And speaking of guys who Just Don’t Get It: Harold Bloom on Stephen King (LA Times registration required, found via Neil Gaiman). I thought he was a little out-of-touch and ultimately mistaken in his criticism of Harry Potter, but I could more or less understand his position. (Maybe partly because, while I liked the book, I wasn’t in awe and haven’t rushed to read the sequels.)

But Bloom’s criticism here of King is just mean, petty, and, as Gaiman writes, “puffed-up snobbery of the worst kind.”

Well, it looks like the storm didn’t complete pass us by. I went home for lunch this afternoon only to discover that the power was out in the building. No idea how long it’s been out, and I don’t have anything in the refrigerator that will immediately spoil (I almost never buy milk or eggs), but I’m hoping the electricity comes back on before I get home again this evening. Otherwise, I’ll have to swing by Walmart for a bag of ice, hope nothing’s been defrosted so much that it can’t still be saved in my tiny plastic cooler, and probably throw out the meat I’ve been defrosting for dinner tonight.

None of this, I expect, is all that interesting to any of you. But, really, who else am I going to tell?

The last time the power went out for any length of time in my building was last Halloween. It was out for almost two days.

It’s very hard to find something when you’re not quite sure what it is.

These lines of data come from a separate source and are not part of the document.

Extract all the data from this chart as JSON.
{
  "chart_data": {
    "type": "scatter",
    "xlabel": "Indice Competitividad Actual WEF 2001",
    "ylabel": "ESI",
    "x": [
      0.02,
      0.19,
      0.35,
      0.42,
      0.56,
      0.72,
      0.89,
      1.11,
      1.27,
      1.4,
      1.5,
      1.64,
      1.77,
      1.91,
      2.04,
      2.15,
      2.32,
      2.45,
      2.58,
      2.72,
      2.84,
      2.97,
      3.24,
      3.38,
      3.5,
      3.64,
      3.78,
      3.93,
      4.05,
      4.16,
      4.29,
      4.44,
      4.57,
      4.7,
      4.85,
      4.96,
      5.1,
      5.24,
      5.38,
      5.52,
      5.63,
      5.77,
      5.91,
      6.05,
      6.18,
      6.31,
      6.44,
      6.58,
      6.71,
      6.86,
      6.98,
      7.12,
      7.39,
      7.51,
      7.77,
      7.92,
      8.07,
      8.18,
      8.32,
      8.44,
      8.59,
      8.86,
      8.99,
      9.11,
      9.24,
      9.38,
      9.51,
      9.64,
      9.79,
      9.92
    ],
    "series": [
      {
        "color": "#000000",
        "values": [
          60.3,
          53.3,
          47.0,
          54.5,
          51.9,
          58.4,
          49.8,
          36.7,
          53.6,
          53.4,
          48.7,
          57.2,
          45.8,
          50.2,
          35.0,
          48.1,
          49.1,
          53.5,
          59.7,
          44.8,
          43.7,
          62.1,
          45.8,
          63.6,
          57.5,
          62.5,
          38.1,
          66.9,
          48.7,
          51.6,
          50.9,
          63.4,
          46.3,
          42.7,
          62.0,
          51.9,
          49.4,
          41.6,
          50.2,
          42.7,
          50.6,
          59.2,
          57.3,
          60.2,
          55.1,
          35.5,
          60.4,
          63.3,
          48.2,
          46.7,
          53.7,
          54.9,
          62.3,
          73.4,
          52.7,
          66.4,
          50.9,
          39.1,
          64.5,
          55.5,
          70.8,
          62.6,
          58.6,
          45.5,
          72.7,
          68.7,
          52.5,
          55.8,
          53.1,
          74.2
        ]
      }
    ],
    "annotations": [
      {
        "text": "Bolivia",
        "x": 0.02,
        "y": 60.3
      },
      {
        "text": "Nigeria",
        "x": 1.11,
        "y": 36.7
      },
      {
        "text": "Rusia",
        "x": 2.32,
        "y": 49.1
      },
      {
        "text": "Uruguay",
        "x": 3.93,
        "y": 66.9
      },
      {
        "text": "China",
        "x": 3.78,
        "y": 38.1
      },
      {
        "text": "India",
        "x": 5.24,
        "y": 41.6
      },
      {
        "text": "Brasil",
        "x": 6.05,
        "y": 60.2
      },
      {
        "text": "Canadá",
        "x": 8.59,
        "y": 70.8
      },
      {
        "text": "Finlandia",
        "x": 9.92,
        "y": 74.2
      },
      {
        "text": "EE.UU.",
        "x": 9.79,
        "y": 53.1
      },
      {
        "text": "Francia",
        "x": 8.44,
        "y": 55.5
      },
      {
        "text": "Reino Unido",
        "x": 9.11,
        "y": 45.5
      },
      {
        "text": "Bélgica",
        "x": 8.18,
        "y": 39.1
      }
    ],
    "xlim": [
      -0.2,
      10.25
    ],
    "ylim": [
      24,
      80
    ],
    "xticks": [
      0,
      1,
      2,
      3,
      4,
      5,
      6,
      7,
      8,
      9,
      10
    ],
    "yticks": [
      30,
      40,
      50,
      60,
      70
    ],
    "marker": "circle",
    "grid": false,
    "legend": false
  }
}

I’ve been searching for something that someone once said about William Butler Yeats. Except I don’t remember exactly who that someone was, or what that someone said. I think it was T.S. Eliot, and I think he was writing about Yeats’ apparently bugfuck spirituality (not Eliot’s words obviously), and I think he was quoted in an article or review I read in the Sunday New York Times a couple of years ago. But that’s all I’ve got. I even remember someone else quoting it back to me a few days later. I just haven’t a clue what Eliot, if it even was Eliot, said.

And it’s starting to drive me a little insane.